César Vidal
«Prestige», «Prestige»...
Es de esas campañas que no se olvidan y, ahora que una sentencia judicial ha puesto todo en su sitio, de las que se recuerdan con un regusto amargo. El PSOE, aliado a los nacionalistas, estaba decidido a desalojar del poder como fuera al PP. Tal y como iba económicamente España – nunca antes mejor y no sabemos si tampoco nunca después en el curso de nuestras vidas– sus posibilidades se acercaban a cero.
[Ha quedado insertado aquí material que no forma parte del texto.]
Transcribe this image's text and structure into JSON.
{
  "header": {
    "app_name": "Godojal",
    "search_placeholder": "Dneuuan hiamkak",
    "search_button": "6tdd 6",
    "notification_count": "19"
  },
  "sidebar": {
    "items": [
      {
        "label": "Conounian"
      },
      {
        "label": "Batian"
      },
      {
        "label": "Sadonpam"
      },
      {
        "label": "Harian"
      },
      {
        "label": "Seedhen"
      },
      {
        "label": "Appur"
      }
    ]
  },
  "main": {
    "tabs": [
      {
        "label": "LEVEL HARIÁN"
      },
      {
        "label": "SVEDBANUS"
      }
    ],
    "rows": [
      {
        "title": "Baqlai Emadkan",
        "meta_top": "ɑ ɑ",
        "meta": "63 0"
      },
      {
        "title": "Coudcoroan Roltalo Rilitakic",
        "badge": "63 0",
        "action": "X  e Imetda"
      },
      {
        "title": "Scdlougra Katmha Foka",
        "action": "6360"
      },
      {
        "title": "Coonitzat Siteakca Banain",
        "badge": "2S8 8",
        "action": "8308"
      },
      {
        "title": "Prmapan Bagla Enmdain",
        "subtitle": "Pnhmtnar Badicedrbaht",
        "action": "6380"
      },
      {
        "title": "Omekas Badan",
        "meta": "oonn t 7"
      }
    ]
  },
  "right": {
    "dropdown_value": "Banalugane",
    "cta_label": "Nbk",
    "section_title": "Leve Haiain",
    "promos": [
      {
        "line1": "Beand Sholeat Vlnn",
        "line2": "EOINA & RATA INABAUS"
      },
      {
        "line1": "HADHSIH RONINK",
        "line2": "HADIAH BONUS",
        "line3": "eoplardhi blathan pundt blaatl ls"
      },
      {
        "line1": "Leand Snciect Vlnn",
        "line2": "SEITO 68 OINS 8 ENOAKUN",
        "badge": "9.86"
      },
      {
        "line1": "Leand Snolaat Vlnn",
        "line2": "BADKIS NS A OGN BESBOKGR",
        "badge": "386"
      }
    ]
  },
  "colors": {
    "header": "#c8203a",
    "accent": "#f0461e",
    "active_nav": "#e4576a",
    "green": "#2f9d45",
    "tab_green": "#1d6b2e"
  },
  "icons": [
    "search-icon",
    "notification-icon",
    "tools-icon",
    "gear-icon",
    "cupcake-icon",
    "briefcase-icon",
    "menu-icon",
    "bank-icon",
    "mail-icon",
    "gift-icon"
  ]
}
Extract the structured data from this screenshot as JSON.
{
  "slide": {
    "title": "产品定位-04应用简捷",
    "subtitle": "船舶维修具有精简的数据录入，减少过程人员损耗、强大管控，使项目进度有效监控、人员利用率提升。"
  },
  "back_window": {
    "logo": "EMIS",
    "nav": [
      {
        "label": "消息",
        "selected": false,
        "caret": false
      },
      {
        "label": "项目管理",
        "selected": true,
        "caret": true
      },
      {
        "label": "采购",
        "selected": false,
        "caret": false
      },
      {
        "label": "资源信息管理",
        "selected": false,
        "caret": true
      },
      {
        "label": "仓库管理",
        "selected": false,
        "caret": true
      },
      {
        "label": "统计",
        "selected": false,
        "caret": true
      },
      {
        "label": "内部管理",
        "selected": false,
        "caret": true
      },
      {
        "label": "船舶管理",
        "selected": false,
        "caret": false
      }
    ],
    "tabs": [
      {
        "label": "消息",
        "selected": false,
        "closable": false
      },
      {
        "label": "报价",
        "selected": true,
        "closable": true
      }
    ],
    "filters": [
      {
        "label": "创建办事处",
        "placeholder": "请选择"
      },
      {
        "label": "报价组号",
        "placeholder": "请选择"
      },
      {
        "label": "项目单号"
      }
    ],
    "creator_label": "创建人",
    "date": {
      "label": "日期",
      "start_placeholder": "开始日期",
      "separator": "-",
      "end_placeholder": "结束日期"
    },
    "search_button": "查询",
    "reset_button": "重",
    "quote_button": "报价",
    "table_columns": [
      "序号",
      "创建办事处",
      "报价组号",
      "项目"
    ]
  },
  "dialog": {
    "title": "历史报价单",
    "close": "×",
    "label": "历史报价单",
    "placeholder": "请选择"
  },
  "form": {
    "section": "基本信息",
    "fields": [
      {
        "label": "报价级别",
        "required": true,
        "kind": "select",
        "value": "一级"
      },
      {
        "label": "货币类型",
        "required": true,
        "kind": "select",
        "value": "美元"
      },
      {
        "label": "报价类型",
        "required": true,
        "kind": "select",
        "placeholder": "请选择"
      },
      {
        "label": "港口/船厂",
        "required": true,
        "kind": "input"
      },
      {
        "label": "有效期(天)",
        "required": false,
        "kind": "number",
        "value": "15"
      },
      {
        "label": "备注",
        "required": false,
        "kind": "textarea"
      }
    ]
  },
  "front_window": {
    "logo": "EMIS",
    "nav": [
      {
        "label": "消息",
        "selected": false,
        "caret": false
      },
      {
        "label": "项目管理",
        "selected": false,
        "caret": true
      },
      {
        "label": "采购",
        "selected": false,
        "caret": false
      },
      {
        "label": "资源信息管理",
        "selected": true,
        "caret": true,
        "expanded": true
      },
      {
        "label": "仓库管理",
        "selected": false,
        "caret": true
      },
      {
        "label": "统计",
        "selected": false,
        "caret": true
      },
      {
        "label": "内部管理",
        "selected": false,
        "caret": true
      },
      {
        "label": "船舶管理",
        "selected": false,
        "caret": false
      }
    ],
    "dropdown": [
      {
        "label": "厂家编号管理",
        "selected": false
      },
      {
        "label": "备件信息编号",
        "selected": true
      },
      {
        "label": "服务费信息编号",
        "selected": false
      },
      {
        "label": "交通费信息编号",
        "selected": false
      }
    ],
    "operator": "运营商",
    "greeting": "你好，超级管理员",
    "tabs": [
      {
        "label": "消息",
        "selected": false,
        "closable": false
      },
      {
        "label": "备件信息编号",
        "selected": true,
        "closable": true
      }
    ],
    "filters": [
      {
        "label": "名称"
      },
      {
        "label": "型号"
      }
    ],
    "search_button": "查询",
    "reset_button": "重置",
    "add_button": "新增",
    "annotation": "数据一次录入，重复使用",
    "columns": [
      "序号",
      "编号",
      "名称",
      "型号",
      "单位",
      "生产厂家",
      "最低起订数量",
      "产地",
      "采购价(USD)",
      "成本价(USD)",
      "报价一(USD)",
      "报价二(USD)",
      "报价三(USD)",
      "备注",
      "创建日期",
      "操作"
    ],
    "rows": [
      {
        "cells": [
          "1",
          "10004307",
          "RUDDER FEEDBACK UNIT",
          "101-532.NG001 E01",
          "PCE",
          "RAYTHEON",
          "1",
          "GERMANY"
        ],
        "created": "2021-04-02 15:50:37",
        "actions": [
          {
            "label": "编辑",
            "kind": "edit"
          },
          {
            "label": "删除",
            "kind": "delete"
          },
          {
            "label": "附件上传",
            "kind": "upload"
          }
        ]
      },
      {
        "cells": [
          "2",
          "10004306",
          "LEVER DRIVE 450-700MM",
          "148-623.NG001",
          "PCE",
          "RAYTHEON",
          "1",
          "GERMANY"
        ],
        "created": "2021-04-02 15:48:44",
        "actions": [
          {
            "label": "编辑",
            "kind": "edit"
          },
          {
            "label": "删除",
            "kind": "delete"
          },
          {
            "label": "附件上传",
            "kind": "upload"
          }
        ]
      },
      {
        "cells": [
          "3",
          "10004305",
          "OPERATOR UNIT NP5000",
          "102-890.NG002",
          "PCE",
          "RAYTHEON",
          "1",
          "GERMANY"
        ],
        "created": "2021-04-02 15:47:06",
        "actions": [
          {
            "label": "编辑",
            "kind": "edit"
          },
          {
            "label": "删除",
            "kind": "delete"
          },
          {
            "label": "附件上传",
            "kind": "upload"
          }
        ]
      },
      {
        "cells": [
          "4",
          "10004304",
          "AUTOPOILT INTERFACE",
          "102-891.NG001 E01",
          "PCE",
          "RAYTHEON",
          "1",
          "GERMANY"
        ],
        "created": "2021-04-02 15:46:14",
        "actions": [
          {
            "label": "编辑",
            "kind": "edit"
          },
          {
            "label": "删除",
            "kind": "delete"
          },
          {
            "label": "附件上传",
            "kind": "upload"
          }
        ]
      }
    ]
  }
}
Entonces se produjo el episodio del «Prestige». Desde el primer momento, el PSOE captó la oportunidad y puso en marcha un aparato mediático similar a una máquina bien engrasada. De las televisiones autonómicas a las privadas – sí, aquella a la que llamaban Tele-Sadam– nos llenaron las pupilas de chapapote, de imágenes de gaviotas empetroladas, de jóvenes voluntarios que, en medios de transporte pagados por gobiernos regionales, se dirigían a Galicia a limpiar playas. En las tertulias, los pontificadores en todo y especialistas en nada daban soluciones alternativas que iban desde bombardear el barco hasta usar la marina de guerra. En el colmo, hasta nos hartamos de escuchar un «Nunca máis», como si uno pudiera conjurar gritando consignas las acciones de la naturaleza o las negligencias de los hombres. Esperaron que el Gobierno quedara colocado contra las cuerdas y fuera derrotado en unas elecciones anticipadas. No fue así. De hecho, en unos comicios locales celebrados poco después, el PP ganó de calle a nacionalistas y socialistas. Algunos pensaron que el peligro estaba conjurado. Craso error. La izquierda había olfateado la sangre y decidido que la agitación acabaría imponiéndose a los hechos objetivos. Después del «Prestige» –recuérdese– vino el «¡No a la guerra!» –que algún castizo sustituyó por un «¡No a la guarra!», en clara referencia a una conocida actriz de izquierdas– y con ese calentamiento nos acercamos a las elecciones generales. Apenas unas horas antes, pude escuchar en el descanso de una tertulia a una de las más conspicuas agitadoras de la izquierda comentar que, como iba a ganar Rajoy, se retiraría de la profesión. Sabido es que no fue así. Llegó el todavía inaclarado 11-M y la práctica callejera de meses desembocó en el cerco a las sedes del PP y en la victoria de ZP. Ahora sabemos que el punto de inicio de toda aquella cansina y perversa campaña no fue sino la demagogia bochornosa de la oposición. Bien queda para los historiadores. Al común de los ciudadanos, no hay quien les quite los dos mandatos de ZP ni sus pésimas consecuencias.